As in America when gun violence cuts down victims in public places, it grows weary for the Jamaican government to continuing offering their sympathy to the families of the victims of crime. A pragmatic solution is what’s needed.
Some people argue more community involvement is needed to help curb crime in Jamaica. Admittedly, if communities are more vigilant in keeping watch in what’s happening in and around the community, and alerting law enforcement to pending threats, this helps to curb crime. But, people in Jamaican communities are expressing fear of violent reprisal from criminal elements if, and when, they interact with law enforcement. As a result, law enforcement is getting less help from several communities in preventing and solving crimes in those communities.

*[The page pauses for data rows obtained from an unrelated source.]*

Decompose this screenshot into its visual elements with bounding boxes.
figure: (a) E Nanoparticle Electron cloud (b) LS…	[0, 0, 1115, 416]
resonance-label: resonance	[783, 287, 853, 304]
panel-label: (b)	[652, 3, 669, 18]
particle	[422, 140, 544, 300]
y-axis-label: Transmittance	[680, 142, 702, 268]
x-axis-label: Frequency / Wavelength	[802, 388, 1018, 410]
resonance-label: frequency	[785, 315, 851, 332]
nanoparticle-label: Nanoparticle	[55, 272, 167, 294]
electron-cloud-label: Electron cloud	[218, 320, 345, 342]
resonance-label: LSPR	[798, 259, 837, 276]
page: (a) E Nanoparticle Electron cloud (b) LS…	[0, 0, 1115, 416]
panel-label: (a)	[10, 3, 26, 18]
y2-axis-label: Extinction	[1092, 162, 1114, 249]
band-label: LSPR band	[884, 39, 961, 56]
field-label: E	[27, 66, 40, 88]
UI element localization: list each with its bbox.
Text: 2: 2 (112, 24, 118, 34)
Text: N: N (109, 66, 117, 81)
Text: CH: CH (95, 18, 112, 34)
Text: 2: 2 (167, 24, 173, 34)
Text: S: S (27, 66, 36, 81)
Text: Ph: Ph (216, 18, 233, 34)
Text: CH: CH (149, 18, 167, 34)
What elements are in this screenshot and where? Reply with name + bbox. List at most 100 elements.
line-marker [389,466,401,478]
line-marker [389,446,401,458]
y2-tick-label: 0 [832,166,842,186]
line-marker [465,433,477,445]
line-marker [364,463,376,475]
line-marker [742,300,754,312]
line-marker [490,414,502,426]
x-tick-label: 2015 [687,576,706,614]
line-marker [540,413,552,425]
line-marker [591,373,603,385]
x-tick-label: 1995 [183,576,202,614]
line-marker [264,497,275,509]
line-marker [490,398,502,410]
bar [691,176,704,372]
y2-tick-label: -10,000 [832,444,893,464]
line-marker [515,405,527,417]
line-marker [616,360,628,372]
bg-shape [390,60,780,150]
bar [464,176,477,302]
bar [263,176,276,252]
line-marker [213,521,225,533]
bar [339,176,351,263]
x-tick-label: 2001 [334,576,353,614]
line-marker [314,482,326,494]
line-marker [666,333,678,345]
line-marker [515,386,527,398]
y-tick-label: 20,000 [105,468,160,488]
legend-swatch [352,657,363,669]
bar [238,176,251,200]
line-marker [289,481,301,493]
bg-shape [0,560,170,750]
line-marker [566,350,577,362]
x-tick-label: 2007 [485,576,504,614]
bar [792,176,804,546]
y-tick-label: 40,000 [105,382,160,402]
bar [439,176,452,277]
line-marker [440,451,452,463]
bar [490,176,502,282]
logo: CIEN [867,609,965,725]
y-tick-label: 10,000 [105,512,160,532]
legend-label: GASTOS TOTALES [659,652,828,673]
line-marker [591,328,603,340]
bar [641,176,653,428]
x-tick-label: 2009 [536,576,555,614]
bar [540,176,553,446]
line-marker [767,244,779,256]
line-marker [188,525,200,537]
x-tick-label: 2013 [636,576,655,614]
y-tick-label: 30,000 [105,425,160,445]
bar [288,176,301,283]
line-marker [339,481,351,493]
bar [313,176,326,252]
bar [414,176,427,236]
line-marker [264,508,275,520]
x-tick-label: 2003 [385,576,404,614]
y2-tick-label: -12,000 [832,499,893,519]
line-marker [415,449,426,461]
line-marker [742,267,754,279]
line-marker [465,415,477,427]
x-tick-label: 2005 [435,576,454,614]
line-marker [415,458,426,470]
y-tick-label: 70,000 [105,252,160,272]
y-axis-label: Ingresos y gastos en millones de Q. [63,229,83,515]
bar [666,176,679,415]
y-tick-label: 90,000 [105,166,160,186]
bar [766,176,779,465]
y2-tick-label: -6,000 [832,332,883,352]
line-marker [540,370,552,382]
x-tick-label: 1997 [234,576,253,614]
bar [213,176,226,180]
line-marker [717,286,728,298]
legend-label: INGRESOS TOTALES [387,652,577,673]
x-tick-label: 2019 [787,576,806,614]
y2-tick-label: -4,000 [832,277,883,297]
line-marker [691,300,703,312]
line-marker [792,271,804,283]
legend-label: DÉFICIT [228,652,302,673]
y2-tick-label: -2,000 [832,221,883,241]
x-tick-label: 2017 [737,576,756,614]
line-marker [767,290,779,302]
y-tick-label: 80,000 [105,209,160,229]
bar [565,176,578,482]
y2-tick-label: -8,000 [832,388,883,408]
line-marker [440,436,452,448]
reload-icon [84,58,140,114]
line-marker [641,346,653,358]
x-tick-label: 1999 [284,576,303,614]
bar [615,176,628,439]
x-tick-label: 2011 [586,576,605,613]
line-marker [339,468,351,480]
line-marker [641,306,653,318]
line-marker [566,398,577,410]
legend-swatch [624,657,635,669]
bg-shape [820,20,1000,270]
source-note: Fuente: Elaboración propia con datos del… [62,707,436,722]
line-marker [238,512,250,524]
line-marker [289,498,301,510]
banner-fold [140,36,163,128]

So, the ball always rolls back to the government to be more aggressive in making Jamaica a safer place.
Currently, states of emergency are on-going in St. James, parts of St. Catherine and Kingston. These measures have helped to abate crime in these areas, but what of the rest of the country? Would a national state of emergency be more effective?
And, after the states of emergencies end, what? If poverty and lack of opportunity for the youth prevails, will crime not resurface?
And, how can tragic domestic disputes between returning residents, and people they employ in their homes, or on their properties be solved? Are returning residents flaunting their overseas earned wealth over their neighbors? Are they deliberately under-paying their workers?
There are several facets to the problem of crime in Jamaica, and urgent national coordination and participation is urgently needed. Since the government has the best sources, it’s they who need to coordinate this national participation.
Pertaining to the concerns of returning residents, earlier this year government implemented a task-force to address their safety and security. This task-force includes members from the returning resident’s associations, Jamaica Constabulary Force, and Diaspora Affairs Department of the Ministry of Foreign Affairs.
This task force is a positive step, but it must be mandated to be accountable and effective in deterring crime. Following last week’s tragic murders, the minister with responsibility for Diaspora Affairs said given the unique vulnerabilities of returning residents, his ministry is working collaboratively with critical stakeholders in providing information, support and guidance to the returning residents community. The ministry must also collaborate effectively with the Ministry of National Security in protecting returning residents, even as the latter ministry thrives to curb violent crime throughout Jamaica.